Kavanaugh vehemently denied the allegations to investigators on the call, one of which has already been recanted. He has been accused of sexual misconduct by three other women and has also denied those allegations. He will face lawmakers on Thursday morning following testimony from Christine Blasey Ford, who will testify that Kavanaugh assaulted her in the early 1980s.
One of the new claims, first reported by NBC News, stems from an anonymous letter sent to Republican Sen. Cory Gardner of Colorado. The author wrote that in 1998 her daughter occasionally socialized with Kavanaugh, who was dating the daughter's friend while he was an attorney working on independent counsel Kenneth Starr's investigation into the Clinton White House.
The writer states that her daughter was out at a bar in Washington with three other people, including Kavanaugh and her friend. When the group left, the author writes that an inebriated Kavanaugh physically assaulted his date, pushing her up against a wall "aggressively and sexually." The writer said the alleged incident was seen by "at least four witnesses including my daughter."
Investigators read from the letter during Tuesday's call with Kavanaugh. He responded that "we're dealing with an anonymous letter about an anonymous person and an anonymous friend. It's ridiculous. Total twilight zone. And no, I've never done anything like that."

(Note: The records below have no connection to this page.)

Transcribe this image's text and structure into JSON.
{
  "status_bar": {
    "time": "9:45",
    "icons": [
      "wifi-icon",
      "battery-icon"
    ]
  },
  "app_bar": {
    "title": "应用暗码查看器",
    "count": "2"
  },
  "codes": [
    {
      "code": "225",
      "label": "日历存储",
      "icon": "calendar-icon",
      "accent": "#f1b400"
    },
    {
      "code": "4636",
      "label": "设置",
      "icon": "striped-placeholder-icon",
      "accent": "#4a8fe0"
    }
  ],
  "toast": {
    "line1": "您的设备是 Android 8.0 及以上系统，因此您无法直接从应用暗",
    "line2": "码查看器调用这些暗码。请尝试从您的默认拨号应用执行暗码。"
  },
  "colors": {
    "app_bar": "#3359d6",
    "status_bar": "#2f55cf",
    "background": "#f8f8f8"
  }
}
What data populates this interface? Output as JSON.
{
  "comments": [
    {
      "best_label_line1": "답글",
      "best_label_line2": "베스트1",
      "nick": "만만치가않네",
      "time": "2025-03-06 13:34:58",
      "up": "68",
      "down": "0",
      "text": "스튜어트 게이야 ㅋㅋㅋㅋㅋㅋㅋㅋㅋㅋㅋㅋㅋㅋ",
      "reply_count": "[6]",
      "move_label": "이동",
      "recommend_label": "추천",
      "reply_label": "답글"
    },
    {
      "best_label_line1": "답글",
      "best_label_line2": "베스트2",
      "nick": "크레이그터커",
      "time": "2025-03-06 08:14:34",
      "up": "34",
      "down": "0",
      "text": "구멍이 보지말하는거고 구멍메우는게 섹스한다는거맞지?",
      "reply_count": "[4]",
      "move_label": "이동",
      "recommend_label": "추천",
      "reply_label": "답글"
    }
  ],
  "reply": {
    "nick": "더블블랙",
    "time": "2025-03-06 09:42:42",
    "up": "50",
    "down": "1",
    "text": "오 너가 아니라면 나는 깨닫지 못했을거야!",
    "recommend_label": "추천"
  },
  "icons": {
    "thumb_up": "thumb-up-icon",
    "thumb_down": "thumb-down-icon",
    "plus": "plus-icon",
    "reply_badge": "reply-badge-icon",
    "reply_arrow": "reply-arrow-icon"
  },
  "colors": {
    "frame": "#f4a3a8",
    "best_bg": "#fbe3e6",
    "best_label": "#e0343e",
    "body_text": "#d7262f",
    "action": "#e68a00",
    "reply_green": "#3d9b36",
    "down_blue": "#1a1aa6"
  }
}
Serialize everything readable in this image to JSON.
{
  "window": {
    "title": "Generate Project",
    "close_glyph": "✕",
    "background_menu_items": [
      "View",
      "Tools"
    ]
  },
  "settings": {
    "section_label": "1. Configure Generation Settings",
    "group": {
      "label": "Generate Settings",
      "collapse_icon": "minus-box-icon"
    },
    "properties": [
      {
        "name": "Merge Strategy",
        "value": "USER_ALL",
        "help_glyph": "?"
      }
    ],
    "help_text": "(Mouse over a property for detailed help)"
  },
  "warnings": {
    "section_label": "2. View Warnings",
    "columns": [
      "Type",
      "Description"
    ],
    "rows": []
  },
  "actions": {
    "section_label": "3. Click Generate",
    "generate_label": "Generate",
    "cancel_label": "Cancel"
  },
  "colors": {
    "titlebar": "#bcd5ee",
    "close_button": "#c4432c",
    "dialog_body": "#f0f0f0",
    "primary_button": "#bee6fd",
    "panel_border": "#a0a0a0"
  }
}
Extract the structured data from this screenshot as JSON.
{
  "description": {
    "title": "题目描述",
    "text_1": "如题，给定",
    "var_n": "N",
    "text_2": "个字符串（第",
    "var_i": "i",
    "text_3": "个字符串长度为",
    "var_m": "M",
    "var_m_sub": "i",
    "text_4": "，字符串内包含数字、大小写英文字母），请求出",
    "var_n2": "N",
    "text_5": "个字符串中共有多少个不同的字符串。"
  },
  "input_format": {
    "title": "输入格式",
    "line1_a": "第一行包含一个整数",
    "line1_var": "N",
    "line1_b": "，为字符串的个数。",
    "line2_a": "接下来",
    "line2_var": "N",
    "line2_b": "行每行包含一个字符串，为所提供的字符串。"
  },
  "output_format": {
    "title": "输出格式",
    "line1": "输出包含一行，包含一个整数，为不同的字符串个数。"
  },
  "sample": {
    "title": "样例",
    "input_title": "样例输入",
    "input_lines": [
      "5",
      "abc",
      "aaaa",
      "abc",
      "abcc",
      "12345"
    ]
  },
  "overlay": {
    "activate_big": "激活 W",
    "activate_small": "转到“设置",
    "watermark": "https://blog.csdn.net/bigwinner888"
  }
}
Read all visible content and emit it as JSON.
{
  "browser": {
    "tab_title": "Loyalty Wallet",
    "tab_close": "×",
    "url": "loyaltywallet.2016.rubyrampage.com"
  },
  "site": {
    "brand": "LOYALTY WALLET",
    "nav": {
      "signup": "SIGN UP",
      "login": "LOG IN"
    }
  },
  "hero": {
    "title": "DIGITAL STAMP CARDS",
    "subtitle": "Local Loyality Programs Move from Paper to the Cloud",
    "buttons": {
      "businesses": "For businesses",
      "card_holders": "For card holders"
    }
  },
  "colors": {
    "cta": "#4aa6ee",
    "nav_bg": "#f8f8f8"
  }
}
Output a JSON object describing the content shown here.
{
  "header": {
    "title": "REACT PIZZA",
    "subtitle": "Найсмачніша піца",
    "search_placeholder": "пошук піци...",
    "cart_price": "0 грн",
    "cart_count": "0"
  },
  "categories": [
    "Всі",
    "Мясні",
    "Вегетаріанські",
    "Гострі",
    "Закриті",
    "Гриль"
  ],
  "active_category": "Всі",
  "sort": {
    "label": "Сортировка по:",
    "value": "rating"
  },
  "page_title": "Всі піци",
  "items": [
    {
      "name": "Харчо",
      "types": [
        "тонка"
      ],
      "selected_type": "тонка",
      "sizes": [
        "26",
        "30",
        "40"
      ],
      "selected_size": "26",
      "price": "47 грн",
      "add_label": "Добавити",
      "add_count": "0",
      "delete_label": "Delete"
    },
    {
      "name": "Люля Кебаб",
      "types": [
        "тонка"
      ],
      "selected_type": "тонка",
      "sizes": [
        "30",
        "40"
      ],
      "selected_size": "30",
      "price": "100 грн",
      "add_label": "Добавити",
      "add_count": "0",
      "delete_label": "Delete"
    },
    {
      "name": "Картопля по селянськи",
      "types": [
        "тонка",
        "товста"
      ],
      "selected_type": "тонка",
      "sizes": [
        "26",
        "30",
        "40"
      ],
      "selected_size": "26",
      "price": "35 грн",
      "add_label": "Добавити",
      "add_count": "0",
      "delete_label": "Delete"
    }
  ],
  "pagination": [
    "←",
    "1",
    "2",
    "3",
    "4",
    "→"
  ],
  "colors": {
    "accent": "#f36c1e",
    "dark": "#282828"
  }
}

"I think this is this is crazy town," he added. "It's a smear campaign. I've been in the public eye for 24 years, really public at various points. Certainly 1998, when I was in the Starr investigation, that was a very public year."
Gardner said in a statement Wednesday evening that his Denver office received the letter on Monday, and it "contained no names, no address, and no contact info."
Taylor Foy, a spokesman for the Judiciary Committee, said Wednesday evening that "we have no reason to assign the letter credibility, and even if we did, we'd have no way to investigate the allegation as it was made anonymously and cannot be corroborated."
A second claim involving a call made by a man in Rhode Island to the office of his senator, Democrat Sheldon Whitehouse, a member of the Judiciary Committee was recanted by the accuser shortly after being publicized.
Investigators read from a report from Whitehouse's office, which stated that "early on a Sunday morning in August of 1985, a close acquaintance of the constituent was sexually assaulted by two heavily inebriated men she referred to at the time as Brett and Mark."
In addition to the claims, Kavanaugh has publicly been accused of sexual misconduct by Christine Blasey Ford, Deborah Ramirez and Julie Swetnick. Ford and Kavanaugh are testifying before the committee on Thursday. Kavanaugh has denied all allegations.
Unlike the other allegations against Kavanaugh, the alleged incident in 1998 occurred when he was an adult. Ford, Ramirez and Swetnick accuse Kavanaugh of sexual misconduct when he was in high school and college.
President Trump said on Wednesday that he would be willing to withdraw Kavanaugh's nomination if he believed these allegations were true, but called them "false."